Avian flu virus protein turns off cell defense
As the avian influenza A virus seeks to infect its bird hosts, it brings a special weapon to the fray – four tiny amino acids that hang off the end of a viral protein called NS1, said researchers from Baylor College of Medicine and The University of Texas at Austin in a report that appears in the current Journal of Virology.
This collection of molecules known as the PDZ binding-motif help make the avian virus – known to experts at H5N1 – particularly virulent and a threat to human populations everywhere.
"The recent pandemic of H1N1 influenza virus that circled the globe in short order demonstrates how quickly a new influenza virus to which we do not have previous exposure can spread," said Dr. Andrew P. Rice, the Nancy Chang Professor of Molecular Virology and Microbiology at BCM. "While that virus turned out to be mildly pathogenic, the avian virus called H5N1 is highly pathogenic. When it infects humans, about 60 percent of them die."
The virus has yet to be transmitted efficiently from human to human. Most people infected with it were in close contact with infected birds.
"One factor that is believed to contribute to the virulence of H5N1 is nonstructural protein 1, or NS1," said Rice. In general, this protein inhibits the cell’s production of interferon, an innate immune response to the immediate invasion by the virus.
Focus on scribble
Rice and his colleagues found that this NS1 PDZ binding-motif targets a whole set of proteins. They decided to focus on one protein called Scribble, which promotes apoptosis, or cell death, in infected cells.
"In the context of viral infection, Scribble can sense a virus and promotes cell suicide in order to limit virus replication," said Rice. In other words, Scribble is a protective protein that helps the organism rid itself of infected cells and prevent their spread.
The PDZ binding-motif enables the avian NS1 protein to bind to Scribble, preventing it from promoting the death of infected cells.
"In our experiments, this ability to inactivate Scribble let the virus replicate four-fold more in the laboratory," said Rice.

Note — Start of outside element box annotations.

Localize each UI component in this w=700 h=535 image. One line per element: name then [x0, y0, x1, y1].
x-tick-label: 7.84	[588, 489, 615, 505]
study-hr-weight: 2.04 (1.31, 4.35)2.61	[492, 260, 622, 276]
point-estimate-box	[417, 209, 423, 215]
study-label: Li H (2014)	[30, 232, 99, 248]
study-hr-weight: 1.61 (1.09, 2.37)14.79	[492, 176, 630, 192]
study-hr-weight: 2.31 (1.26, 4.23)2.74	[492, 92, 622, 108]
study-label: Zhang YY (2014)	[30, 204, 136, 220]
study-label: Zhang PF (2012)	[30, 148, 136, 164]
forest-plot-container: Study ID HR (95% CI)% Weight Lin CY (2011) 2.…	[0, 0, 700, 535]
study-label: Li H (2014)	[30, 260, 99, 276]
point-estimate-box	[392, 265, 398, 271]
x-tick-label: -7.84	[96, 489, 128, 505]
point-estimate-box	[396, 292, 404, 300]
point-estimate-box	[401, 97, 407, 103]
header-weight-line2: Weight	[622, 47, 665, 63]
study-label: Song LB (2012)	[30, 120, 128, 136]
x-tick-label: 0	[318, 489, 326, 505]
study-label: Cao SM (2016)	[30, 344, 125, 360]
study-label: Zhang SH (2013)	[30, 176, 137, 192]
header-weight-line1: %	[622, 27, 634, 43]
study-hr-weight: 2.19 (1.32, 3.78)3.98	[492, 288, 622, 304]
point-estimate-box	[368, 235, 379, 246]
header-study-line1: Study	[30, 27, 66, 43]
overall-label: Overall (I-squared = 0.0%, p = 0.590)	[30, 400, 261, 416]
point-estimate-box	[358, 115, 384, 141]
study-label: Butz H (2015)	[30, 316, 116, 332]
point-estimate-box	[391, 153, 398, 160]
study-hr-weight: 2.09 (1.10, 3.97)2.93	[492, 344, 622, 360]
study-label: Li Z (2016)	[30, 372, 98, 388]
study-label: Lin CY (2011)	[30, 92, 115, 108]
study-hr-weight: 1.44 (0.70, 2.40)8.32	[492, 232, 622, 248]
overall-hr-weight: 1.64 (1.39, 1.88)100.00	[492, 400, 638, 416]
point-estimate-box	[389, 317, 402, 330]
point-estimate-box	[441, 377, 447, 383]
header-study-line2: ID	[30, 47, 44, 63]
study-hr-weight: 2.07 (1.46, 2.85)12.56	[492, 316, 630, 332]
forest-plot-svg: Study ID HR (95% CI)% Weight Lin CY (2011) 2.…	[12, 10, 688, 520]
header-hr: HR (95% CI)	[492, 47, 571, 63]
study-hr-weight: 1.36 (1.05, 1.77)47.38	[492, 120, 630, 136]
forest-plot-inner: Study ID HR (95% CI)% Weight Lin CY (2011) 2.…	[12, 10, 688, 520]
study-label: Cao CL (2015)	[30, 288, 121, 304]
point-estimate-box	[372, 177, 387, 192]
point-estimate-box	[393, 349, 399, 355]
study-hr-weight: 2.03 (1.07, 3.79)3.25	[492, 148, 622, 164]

In the future, he and his colleagues plan to study the other proteins targeted by the PDZ binding-motif to understand the consequences of viral NS1 binding to them. They also plan to study the proteins bound by the human form of influenza virus.

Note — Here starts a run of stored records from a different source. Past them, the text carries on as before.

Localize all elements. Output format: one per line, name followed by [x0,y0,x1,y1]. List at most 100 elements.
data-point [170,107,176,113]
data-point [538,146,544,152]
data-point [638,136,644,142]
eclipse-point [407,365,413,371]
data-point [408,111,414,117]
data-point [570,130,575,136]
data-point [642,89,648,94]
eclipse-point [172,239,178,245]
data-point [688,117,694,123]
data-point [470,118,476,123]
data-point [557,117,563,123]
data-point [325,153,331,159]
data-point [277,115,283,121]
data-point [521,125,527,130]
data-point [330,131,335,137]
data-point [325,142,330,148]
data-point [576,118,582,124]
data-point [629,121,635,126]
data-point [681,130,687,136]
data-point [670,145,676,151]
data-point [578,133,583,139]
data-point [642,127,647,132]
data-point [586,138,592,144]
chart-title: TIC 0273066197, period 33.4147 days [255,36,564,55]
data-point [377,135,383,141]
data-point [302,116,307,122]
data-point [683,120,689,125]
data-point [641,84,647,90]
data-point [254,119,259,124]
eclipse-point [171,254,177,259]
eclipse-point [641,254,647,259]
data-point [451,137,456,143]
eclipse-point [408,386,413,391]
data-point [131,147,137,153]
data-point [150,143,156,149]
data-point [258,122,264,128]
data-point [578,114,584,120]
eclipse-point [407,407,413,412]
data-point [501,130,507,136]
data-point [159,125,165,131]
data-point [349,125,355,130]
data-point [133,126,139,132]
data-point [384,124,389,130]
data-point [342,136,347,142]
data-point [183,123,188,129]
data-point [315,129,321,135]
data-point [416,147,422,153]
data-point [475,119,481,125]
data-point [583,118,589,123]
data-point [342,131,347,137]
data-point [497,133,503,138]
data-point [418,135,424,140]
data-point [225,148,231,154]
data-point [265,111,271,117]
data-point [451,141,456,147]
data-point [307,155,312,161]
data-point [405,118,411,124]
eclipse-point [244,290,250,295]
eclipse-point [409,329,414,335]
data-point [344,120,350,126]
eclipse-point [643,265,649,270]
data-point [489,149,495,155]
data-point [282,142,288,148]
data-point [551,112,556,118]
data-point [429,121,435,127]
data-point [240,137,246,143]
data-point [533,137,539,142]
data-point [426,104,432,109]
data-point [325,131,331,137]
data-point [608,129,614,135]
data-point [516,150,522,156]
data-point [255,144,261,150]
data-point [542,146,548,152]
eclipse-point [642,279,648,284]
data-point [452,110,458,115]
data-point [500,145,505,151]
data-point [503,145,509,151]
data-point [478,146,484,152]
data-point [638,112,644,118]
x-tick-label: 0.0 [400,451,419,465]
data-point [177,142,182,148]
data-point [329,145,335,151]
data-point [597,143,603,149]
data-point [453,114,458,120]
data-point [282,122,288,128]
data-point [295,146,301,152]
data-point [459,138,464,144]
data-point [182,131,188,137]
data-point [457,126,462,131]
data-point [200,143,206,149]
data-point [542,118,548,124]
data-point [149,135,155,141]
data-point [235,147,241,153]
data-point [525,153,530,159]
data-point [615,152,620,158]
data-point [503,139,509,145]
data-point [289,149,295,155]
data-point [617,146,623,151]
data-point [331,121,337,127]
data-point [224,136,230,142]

Scribble and other PDZ proteins targeted by viruses play important roles in the cell. Some regulate apoptosis; others deal with cell polarity that enables the cell to sense it orientation. Viruses seek to perturb this normal function, he said.
Others who took part in this work include Hongbing Liu, Lisa Golebiewski, Eugene C. Dow and Ronald T. Javier of BCM, and Robert M. Krug of UT Austin. Funding for this work came from the National Institutes of Health and the Western Regional Center of Excellence for Biodefense and Emerging Infectious Diseases Research.